From Databases to Datapods

May 19, 2015

Scaling data and analytic services to cyberpods.

Data centers are sometimes divided into "pods," which can be built out and customized as needed. Pods vary in size but usually contain between 10 and 100 or more racks of computing infrastructure. Sometimes one of the pods is considered the "core," and provides some of the basic functionality, such as networking. Here is a description of some of the ways that data centers can be organized into core and pods.

For some of the clouds and data commons that we have been developing and operating for the Open Cloud Consortium, such as the Open Science Data Cloud, we have been using the term cyberpod for the cyberinfrastructure that fills the pods, including the hardware, networking infrastructure, software stack, data, applications, etc.

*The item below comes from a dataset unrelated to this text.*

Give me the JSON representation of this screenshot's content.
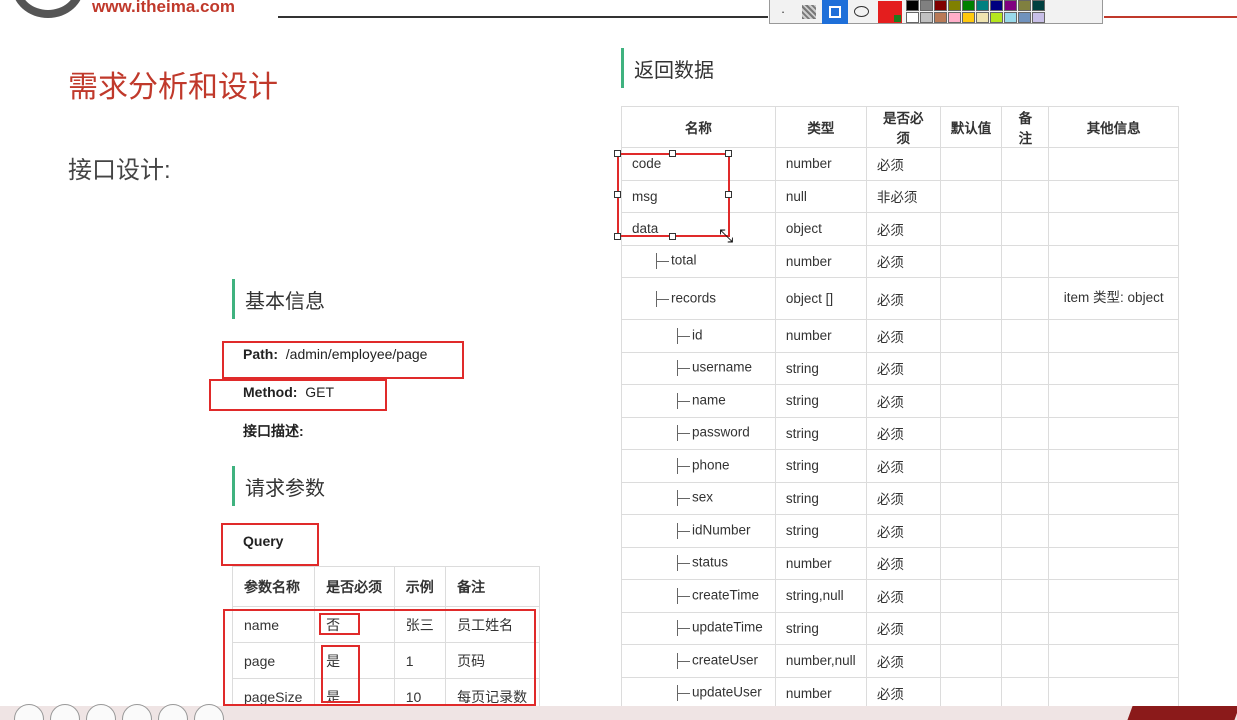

For example, a reasonable scale for a data commons is a cyberpod. We have also started to use the term datapod for the data and analytic cyber infrastructure needed to manage and analyze a cyberpod's worth of data.

Loosely speaking, you can think of a datapod as a data management system that scales out to the scale required by a datapod. Hadoop and NoSQL databases are an example of a software stack that scales out to a cyberpod. More recently, there has been renewed interest in shared nothing parallel databases that also scale out in this way.

We are building several data commons that are designed to scale out to cyberpods that are based on S3-compatible object storage, and long running services providing digital ID services, metadata services, and high performance transport services. Compute can be done via virtual machines or containers.

I gave a lightning talk today at XLDB 2015 at Stanford describing this approach.